I should also like to draw your attention to this — my list of the universe’s finest adhesives.

Books – without sucking-up, Make =) I subscribed to it without ever having seen an issue because I knew it was going to be right up my alley. Sadly the transatlantic shipping is incredibly unreliable and only two issues arrived without me chasing them up, so I gave up and rely on Amazon now.

Apart from the staples of my kind — the hacking books and things — my partner bought me a book called “Dad Stuff” which is great, and “The Dangerous Book for Boys” is also full of great things everyone should know (although trapping, killing and eating a rabbit is a little
outside my jurisdiction). In fiction, “House of Leaves” is a wonderfully complex novel-within-a-novel, and the only books I get really excited about these days are Lemony Snicket’s “Series of Unfortunate Events”.

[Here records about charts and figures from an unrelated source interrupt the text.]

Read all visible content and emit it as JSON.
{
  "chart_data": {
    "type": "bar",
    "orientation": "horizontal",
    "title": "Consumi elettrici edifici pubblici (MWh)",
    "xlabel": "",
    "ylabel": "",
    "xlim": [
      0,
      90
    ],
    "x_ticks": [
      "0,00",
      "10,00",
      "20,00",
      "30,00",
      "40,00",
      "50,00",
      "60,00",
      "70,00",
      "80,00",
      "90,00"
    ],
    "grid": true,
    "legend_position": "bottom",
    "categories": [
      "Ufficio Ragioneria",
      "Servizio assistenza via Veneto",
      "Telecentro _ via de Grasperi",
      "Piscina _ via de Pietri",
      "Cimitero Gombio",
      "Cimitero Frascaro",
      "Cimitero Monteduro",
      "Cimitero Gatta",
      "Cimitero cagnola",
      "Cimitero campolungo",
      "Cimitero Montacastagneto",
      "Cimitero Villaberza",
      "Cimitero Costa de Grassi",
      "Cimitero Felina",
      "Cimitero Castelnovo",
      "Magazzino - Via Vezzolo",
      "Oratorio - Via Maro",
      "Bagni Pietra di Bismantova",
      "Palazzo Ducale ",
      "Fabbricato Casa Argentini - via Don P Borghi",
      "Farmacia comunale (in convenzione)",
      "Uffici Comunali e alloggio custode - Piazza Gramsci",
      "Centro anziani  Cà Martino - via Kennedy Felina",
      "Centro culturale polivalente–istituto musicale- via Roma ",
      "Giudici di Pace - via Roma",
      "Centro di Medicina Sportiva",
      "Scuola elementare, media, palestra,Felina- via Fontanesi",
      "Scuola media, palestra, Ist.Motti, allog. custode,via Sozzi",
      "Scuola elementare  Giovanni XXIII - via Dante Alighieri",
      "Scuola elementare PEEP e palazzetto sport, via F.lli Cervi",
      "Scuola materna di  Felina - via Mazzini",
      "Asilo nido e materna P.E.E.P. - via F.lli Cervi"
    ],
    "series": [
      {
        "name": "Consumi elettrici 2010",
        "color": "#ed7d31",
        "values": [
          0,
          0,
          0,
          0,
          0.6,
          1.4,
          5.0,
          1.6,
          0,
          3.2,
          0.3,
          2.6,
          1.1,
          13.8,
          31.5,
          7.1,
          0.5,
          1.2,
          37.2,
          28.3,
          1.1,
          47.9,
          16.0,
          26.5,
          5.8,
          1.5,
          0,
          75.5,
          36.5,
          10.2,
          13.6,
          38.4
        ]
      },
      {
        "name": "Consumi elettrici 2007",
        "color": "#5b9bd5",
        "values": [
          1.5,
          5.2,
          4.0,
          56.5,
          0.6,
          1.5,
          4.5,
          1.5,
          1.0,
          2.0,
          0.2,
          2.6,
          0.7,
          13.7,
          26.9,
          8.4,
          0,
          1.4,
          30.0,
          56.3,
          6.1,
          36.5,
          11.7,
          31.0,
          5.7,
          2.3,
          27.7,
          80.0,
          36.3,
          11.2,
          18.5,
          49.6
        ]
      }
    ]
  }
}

Websites – I live in Bloglines and forget about things that don’t have RSS. Google’s online apps are, for the most part, completely wonderful as well (my company recently moved to Google Apps on Your Domain, as they call it). Treemo.com shows promise and has a nice community feel. TwinDX.com is my own, often neglected website.

Arwen: How do you feel about Halloween?
Steve: Love it =) We haven’t done anything special for it for a few years now, but we still love it. I don’t care so much for really sinister-looking things, but I’m a sucker for creepy things. The year of the party that produced the first Halloween Melon saw us watching a load of Buffy series 3 (the best one) on a video projector I borrowed from work, and I rigged up a Heather Donahue camera in a spare room, so people had to go there, don the hat and be scared in earie Black and White, like in Blair Witch. Something good and unnerving is far, far better than in-your-face scares and gore — probably why I like “House of Leaves” so much.

Arwen: What’s one tip you’d give to other makers or users of Instructables?
Steve: Heat-shrink tubing cures all ills. (See the aforementioned list of adhesives!)